1682. trans. Glanius Voy. Bengala, 28. Thus did they appear to us through our Spying-Glass, and every one believed they saw very distinctly with it.
1739. Wks. of Learned, I. 85. From whence Servius might conclude that he knew the Use of Spying-Glasses.
1770. Baretti, Journ. Lond. to Genoa, I. x. 59. I saw through my spying-glass a ship that seemed to make towards us.
1803. Naval Chron., IX. 477. By the help of my spying-glass I had made a drawing.
1885. R. Buchanan, Annan Water, ix. I was up on the tower wi my spying-glass.

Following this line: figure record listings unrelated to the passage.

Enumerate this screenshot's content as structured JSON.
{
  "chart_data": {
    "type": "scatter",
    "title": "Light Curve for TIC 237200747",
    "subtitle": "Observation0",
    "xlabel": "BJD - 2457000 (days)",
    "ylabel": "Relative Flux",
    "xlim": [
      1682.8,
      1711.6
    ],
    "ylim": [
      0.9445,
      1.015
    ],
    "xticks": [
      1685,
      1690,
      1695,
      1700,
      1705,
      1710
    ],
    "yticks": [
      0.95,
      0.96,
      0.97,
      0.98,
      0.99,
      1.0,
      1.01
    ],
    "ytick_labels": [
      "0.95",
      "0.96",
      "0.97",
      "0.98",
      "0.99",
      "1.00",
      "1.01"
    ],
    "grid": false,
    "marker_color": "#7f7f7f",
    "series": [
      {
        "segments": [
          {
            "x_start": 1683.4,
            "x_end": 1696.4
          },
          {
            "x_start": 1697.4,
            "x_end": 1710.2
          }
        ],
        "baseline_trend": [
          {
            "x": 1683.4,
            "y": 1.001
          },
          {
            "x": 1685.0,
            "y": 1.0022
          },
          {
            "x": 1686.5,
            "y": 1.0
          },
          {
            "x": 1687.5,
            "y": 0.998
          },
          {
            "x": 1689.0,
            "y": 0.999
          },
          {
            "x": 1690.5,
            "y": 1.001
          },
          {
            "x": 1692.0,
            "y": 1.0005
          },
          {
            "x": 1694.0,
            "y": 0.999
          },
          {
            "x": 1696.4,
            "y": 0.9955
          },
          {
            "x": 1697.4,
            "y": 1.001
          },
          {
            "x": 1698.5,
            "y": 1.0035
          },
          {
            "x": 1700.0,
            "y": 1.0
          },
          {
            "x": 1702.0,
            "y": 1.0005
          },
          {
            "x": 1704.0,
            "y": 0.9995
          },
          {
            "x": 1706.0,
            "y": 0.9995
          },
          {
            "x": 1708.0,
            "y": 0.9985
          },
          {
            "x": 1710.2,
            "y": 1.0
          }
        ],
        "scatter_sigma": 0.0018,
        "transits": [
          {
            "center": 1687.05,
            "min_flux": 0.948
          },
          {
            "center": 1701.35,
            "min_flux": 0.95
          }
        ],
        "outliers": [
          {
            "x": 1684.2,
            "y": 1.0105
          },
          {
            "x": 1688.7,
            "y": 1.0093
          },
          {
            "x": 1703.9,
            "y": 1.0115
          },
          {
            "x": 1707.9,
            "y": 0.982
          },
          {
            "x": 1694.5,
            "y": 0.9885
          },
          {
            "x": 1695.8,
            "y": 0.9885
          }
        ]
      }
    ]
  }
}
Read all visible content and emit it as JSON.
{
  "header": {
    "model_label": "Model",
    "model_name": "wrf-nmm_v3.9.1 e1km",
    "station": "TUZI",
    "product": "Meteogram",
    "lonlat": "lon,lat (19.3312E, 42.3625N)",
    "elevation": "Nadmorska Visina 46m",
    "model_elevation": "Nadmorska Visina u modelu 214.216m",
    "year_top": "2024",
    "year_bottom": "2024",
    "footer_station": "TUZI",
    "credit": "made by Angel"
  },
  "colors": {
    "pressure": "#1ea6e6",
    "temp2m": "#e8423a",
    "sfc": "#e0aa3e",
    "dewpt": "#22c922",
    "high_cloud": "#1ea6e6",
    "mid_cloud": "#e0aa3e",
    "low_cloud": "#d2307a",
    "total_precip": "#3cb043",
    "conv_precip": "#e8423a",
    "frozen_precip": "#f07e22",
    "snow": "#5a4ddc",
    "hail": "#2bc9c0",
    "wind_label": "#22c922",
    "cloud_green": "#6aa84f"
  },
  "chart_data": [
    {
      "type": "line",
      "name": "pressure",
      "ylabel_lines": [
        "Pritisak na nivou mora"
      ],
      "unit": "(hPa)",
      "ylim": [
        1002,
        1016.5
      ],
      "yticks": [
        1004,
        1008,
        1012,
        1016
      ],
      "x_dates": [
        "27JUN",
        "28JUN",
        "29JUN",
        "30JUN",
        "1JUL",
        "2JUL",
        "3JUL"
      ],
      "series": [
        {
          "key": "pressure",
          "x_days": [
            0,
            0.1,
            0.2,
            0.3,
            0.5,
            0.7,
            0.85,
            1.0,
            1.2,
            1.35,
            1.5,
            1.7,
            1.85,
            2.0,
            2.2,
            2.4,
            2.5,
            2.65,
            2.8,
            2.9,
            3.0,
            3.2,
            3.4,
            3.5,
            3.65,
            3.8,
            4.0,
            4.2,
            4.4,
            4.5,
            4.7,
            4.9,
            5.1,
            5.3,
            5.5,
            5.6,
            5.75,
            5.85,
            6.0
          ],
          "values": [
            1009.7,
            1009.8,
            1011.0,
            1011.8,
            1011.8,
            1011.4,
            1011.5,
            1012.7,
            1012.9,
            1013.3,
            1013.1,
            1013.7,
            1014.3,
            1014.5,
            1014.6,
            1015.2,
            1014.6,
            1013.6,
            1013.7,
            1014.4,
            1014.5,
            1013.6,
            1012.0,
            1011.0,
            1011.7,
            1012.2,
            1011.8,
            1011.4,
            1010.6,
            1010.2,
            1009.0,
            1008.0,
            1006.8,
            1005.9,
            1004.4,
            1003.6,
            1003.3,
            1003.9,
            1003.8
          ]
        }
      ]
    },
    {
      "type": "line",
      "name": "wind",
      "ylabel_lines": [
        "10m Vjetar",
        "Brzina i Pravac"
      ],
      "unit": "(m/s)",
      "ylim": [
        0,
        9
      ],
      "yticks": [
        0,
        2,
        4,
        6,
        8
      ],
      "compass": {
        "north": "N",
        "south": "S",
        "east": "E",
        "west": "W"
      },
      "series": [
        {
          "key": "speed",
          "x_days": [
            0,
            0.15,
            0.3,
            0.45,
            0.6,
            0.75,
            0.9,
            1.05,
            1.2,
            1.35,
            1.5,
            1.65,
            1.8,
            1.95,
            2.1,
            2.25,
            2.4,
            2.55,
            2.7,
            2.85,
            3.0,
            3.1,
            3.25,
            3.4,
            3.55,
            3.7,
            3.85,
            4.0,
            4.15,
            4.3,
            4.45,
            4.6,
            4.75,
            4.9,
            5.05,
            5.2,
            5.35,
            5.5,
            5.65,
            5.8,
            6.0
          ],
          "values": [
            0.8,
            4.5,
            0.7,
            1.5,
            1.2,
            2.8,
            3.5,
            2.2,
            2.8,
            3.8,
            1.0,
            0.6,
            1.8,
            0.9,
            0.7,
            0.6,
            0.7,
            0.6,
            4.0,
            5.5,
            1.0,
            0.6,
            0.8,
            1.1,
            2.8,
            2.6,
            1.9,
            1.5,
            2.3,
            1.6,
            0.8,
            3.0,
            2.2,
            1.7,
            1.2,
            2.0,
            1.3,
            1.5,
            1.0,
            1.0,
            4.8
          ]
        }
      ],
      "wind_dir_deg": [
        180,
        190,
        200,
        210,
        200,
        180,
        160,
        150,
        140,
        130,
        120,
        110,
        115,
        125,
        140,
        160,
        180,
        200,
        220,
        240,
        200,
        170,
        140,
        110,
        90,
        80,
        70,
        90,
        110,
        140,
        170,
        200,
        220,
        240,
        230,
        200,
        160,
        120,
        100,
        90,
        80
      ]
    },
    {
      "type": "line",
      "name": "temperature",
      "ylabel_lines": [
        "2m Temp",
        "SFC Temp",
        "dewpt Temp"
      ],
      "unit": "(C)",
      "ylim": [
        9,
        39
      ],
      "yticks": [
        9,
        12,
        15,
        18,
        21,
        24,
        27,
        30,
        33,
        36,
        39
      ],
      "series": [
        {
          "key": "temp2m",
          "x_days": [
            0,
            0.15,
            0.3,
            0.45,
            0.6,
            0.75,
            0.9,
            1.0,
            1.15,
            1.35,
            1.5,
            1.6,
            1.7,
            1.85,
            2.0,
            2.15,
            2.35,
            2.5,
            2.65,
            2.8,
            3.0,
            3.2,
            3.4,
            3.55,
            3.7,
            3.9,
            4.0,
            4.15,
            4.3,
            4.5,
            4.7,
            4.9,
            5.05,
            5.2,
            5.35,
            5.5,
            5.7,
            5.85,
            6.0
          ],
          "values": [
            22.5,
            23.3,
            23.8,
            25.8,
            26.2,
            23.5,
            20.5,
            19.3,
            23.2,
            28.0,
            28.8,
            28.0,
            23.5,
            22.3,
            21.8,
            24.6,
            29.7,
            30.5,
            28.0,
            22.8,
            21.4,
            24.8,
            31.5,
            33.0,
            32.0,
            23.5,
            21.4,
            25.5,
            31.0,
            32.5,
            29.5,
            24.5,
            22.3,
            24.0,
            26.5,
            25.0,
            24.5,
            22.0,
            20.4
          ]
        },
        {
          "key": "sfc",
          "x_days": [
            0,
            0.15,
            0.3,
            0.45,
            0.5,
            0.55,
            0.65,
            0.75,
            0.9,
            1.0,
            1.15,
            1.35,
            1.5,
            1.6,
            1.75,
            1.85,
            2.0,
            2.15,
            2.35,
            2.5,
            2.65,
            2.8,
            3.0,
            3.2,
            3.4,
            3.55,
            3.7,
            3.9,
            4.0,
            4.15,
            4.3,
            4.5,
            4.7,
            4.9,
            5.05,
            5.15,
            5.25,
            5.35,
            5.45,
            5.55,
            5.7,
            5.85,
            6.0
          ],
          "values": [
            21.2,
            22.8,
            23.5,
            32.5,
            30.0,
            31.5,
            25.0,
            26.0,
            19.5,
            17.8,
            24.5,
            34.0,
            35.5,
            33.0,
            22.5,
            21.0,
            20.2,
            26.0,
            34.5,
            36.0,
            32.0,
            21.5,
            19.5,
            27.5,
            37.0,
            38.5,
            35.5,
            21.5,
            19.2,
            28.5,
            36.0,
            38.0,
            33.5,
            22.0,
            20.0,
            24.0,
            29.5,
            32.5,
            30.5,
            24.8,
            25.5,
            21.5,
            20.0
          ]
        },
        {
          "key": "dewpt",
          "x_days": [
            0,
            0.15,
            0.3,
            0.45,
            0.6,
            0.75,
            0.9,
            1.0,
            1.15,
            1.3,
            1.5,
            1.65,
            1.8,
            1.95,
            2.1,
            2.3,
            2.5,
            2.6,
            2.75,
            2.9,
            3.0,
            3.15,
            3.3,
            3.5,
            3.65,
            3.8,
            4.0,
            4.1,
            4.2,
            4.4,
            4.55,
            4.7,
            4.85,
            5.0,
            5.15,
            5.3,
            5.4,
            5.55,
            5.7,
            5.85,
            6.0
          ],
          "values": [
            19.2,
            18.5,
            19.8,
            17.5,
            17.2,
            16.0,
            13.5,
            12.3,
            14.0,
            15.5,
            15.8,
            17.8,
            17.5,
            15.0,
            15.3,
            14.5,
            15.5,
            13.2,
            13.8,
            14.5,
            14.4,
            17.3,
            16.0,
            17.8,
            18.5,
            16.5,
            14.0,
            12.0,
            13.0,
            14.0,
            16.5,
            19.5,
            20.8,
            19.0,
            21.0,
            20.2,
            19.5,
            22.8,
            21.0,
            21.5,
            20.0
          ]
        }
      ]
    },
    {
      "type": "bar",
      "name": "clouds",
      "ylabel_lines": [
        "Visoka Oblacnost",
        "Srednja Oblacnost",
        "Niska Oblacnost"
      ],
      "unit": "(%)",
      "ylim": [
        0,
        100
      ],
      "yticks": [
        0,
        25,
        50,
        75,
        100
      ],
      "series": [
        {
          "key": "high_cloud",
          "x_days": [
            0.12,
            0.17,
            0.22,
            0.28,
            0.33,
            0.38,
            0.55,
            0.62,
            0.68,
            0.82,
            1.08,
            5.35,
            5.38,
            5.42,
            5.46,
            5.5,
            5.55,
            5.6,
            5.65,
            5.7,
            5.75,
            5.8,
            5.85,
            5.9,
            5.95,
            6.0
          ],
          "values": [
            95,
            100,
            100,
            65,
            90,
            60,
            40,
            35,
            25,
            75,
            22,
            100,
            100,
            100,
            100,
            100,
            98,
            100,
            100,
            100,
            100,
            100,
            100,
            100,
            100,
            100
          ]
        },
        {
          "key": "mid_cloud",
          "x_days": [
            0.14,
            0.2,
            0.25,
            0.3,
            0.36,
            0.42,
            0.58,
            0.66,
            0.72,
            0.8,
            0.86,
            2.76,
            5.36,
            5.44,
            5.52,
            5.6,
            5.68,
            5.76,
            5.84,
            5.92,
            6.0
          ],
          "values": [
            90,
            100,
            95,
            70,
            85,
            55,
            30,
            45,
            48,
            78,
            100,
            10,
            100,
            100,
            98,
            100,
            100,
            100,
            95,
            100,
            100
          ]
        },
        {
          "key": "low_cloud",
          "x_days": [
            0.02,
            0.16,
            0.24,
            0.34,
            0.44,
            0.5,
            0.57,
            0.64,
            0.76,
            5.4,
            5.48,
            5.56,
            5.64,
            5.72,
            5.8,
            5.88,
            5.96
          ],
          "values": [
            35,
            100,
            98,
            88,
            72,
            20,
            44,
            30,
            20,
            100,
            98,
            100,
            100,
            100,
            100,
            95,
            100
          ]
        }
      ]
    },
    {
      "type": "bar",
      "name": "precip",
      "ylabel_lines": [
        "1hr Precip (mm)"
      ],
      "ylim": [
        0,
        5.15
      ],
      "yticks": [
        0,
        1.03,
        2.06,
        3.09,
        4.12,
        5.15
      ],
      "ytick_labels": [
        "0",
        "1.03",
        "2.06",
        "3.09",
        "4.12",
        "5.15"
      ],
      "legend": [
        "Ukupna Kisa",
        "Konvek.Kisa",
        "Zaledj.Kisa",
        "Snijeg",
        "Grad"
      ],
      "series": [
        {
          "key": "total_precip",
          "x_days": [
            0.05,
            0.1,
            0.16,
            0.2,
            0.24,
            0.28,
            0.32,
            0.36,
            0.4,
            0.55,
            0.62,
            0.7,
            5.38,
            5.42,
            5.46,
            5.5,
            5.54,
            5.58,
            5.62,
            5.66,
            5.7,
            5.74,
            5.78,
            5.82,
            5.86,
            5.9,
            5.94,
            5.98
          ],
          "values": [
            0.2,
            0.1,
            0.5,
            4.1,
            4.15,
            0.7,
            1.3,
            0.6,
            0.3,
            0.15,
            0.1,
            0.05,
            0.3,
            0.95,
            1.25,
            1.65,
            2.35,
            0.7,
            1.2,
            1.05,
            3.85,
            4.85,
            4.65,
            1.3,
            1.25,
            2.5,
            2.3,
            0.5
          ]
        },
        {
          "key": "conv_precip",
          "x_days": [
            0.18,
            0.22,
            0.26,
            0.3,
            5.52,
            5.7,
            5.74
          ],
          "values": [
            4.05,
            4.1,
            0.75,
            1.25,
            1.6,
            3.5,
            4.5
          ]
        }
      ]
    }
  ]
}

† 2. An opera-glass; an eye-glass. Obs.
1767. Warburton, in W. & Hurd, Lett. (1809), 405. I was accosted by a little, round, well-fed gentleman, with a spying-glass dangling in a black ribbon at his button.
1780. Ann. Reg., II. 4. As they are masked, they do not scruple to reconnoitre the company with their spying-glasses.
1795. Wolcot (P. Pindar), Convention Bill, Wks. 1812, III. 380. And will it not be deemd a daring thing To ogle through a spying-glass the King.